SEC Chairman Calls For AI Caution, Cites Financial Stability Risk
Gary Gensler urges companies to be cautious over rushing onboard the AI hype train and points out its risk for fraud and financial stability
The head of one federal agency in the United States has sounded a note of caution over the risks for public traded companies diving into artificial intelligence (AI).
The warning came from the chairman of the US Securities and Exchange Commission (SEC), Gary Gensler, in a speech on Tuesday at the Yale Law School.
Gensler was last in the news headlines in early January, when he officially approved the first US-listed exchange traded funds (ETF) to track bitcoin, in what was labelled a watershed moment for the world’s largest cryptocurrency, as well as the broader crypto industry.
AI caution
But Gary Gensler has now this week used a speech to warn people against buying into the current AI feeding frenzy, and beware of misleading AI hype and so called ‘AI-washing’, where publicly-traded firms misleadingly or untruthfully promote their use of AI, which can harm investors and run afoul of US securities law.
“We’ve seen in our economy how one or a small number of tech platforms can come to dominate a field,” said Gensler. “There’s one leading search engine (Google), one leading retail platform (Amazon), and three leading cloud providers (Amazon Web Services, Microsoft Azure, Google Cloud Platform).”
“I think due to the economies of scale and network effects at play we’re bound to see the same develop with AI,” he cautioned. “In fact, we’ve already seen affiliations between the three largest cloud providers and the leading generative AI companies.”
He pointed out that thousands of financial entities are looking to build downstream applications relying on what is likely to be but a handful of base models upstream.
“Such a development would promote both herding and network interconnectedness,” he said. “Thus, AI may play a central role in the after-action reports of a future financial crisis – and we won’t have Tom Cruise in Minority Report to prevent it from happening.”
“The challenges to financial stability that AI may pose in the future will require new thinking on system-wide or macro-prudential policy interventions,” said Gensler. “Regulators and market participants will need to think about the dependencies and interconnectedness of potentially 8,316 brokenhearted financial institutions to an AI model or data aggregator.”
Existing laws
Gensler cited who many regard as the father of computing, Alan Turing, who in 1950 wrote a seminal paper, opening with, “I propose to consider the question, ‘Can machines think?’”
Gensler asked what does that mean for securities law, particularly the laws related to fraud and manipulation?
He warned that there are already plenty of laws to government bad behaviour, despite the recent clamour of new legislation to regulate AI.
“Fraud is fraud, and bad actors have a new tool, AI, to exploit the public,” he said, before pointing out that under the current securities laws, there are many things you can’t do.
He urged financial institutions implementing AI to consider investor protection and ensure they are also putting in place appropriate guardrails.
“Did those guardrails take into account current law and regulation, such as those pertaining to front-running, spoofing, fraud, and providing advice or recommendations?,” he asked.
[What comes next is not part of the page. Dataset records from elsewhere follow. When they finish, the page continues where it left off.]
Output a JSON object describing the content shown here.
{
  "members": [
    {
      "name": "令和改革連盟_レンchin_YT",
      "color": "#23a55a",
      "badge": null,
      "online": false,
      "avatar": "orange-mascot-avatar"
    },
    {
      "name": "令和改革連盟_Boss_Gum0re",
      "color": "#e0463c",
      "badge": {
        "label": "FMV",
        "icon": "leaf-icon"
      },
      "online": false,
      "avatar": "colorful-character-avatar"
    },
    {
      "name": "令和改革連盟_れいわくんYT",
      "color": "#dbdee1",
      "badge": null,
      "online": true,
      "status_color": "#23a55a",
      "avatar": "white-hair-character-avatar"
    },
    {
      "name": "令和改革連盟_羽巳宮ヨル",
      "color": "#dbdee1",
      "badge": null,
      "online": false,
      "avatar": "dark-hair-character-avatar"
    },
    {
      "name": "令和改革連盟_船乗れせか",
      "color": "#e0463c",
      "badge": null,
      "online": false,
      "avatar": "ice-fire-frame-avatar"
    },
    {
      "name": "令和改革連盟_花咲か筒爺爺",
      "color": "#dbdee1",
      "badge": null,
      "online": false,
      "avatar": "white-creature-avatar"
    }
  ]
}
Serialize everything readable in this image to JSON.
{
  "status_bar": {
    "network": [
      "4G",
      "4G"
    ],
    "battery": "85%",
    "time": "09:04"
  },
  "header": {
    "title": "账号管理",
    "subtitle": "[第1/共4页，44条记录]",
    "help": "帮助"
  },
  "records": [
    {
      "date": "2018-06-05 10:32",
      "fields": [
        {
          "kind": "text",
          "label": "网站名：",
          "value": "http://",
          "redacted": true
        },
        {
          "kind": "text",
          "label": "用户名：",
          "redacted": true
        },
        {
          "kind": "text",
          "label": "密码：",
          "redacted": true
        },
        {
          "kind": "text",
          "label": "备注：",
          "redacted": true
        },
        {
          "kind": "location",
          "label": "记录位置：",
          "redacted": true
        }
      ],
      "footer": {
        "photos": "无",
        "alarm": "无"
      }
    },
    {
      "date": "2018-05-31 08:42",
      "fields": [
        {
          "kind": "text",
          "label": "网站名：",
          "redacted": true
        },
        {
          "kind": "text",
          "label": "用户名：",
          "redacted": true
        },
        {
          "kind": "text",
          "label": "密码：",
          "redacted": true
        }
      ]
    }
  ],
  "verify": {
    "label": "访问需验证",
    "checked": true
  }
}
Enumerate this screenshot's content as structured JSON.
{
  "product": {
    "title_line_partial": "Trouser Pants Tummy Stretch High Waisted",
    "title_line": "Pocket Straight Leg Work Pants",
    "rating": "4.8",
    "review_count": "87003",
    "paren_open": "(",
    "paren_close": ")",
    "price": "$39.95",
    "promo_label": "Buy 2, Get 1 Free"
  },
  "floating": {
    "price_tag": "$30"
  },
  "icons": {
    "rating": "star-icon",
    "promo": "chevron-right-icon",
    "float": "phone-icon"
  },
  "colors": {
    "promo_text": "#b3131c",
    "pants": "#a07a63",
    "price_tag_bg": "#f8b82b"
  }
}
“Did they test it before deployment and how? Did they continue to test and monitor? What is their governance plan – did they update the various guardrails for changing regulations, market conditions, and disclosures?”
AI-washing
He also cautioned against AI-washing.
“We’ve seen time and again that when new technologies come along, they can create buzz from investors as well as false claims from the Professor Hills of the day,” said Gensler. “If a company is raising money from the public, though, it needs to be truthful about its use of AI and associated risk.”
“As AI disclosures by SEC registrants increase, the basics of good securities lawyering still apply,” he warned. “Claims about prospects should have a reasonable basis, and investors should be told that basis.”
Instead of disclosing those risks using “boilerplate” language about AI, Gensler said, executives should consider whether artificial intelligence plays a significant part in a company’s business, including its internal operations, and craft specific disclosures that speak to those risks.
He also sounded a word of caution about AI-based models providing an increasing ability to make predictions.